Всякий раз, когда я икал, мы с папой вздрагивали вместе. Это было весело.



— Голод можно заглушить, — сказал он неожиданно, — а горе — нет.

Ну вот опять — слезы у него в глазах. Чушь какая-то. Я не раз видел у него такие же слезы в самый неподходящий момент, когда мама еще была жива.

— Знаешь, чем можно заглушить горе? — спросил он.

Я не знал, да и не слишком хотел знать.

— Еще более сильным горем.

Я засмеялся.

— Почему ты смеешься, Томас? — спросил он.

— Это от нервов, — сказал я.

— Ты смеешься надо мной?

— Почему ты не ешь? — спросил я.

— Я уже ел вчера.

— Это старая шутка, я ее знаю.

— Этого-то я и боялся. У меня нет для тебя новых шуток, ты слышал уже все мои шутки.

Потом папа сидел за столом один. Перед ним лежала раскрытая толстая тетрадь в обложке из цветного картона. Он выглядел так, словно его где-то колет иголка.

— У тебя болит зуб?

— Нет, — сказал он, — я работаю.

— И от этого тебе больно?

— Вообще-то да, — ответил он. — Тебе этого пока не понять.

— А что же ты пишешь?

— Да все на свете.

— Про войну?

— Нет. После войны прошло слишком мало времени, чтобы о ней писать. А тебе пора спать.

— Почему мы едим всегда черствый хлеб?

— Иногда, бывает, и свежий!

— Я сегодня ел свежий хлеб, мне дали большой кусок.

— Боже мой, какое унижение… Зачем же ты взял?

— Я сначала отказался. Потом еще раз отказался, а потом все-таки съел — хлеб был такой теплый.

— Будь осторожен с незнакомыми людьми — у меня и так хватает забот.

— С незнакомыми людьми… Какие же это незнакомые люди, это была девочка, такая, каких ты называешь сиротками из приюта.

— Когда это я говорил о сиротках из приюта?
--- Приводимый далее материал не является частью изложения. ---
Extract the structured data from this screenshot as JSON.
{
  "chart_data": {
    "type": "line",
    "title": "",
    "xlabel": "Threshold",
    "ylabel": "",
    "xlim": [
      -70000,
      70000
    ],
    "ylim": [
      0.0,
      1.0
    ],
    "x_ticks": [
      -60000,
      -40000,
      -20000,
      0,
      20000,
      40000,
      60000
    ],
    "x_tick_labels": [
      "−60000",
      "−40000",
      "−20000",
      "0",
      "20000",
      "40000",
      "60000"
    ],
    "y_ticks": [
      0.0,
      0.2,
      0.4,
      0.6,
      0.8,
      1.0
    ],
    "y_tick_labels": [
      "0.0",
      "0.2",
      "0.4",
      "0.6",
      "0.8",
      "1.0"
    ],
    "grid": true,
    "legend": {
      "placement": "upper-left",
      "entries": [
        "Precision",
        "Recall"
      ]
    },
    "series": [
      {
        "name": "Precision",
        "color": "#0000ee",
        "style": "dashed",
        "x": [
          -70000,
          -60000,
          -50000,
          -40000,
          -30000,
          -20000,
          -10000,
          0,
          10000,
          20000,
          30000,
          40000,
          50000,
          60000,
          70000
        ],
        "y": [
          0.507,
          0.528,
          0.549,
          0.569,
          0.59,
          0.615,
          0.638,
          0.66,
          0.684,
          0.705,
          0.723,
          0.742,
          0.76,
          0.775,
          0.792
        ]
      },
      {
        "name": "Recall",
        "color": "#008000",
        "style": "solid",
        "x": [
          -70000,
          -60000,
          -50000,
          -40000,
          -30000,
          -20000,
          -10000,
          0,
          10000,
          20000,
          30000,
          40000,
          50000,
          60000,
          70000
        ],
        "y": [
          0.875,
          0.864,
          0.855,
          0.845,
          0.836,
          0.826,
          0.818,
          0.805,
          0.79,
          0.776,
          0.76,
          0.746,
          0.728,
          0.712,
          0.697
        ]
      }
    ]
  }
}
— Во время войны. Мы тогда увидели девочку, которая везла детскую коляску, а в коляске — всякое старое барахло, помнишь? И ты сказал: вот ведь, сиротка из приюта. А я спросил: откуда ты знаешь, что она из приюта? И ты ответил: если девочка одиночная, то, значит, это девочка из приюта.

— Я так и сказал — «одиночная»?

— Да, так сказал. Тетя Фи говорит, что я полусирота.

Папа рассмеялся.

— Полусирот не бывает. А сейчас давай-ка в кровать, не то скажу тете Фи, что тебе не понравилась ее подливка.

Лампа над столом осталась гореть, иначе папа не смог бы работать. Так что в соседней комнате, где стоят наши кровати, было не совсем темно. Я это очень люблю. Когда спишь, то такой свет не мешает, а когда не спишь, то совсем темно — это уж очень темно.

Я лежал в кровати, слишком усталый, чтобы читать, и слишком усталый, чтобы заснуть. Я смотрел в потолок и ни о чем не думал. Папа говорит: «Когда не можешь заснуть, перебирай в голове, что ты сделал за день, — в кровати мысли сами собой превращаются в сны».

Он сидел ко мне спиной, но мне все равно было видно, когда он пишет, а когда откладывает перо. Он курил самокрутку за самокруткой — казалось, будто облачка дыма поднимаются от затылка. Тетя Фи часто восклицает: «Твой отец выкуривает за неделю по целому ведру угля!»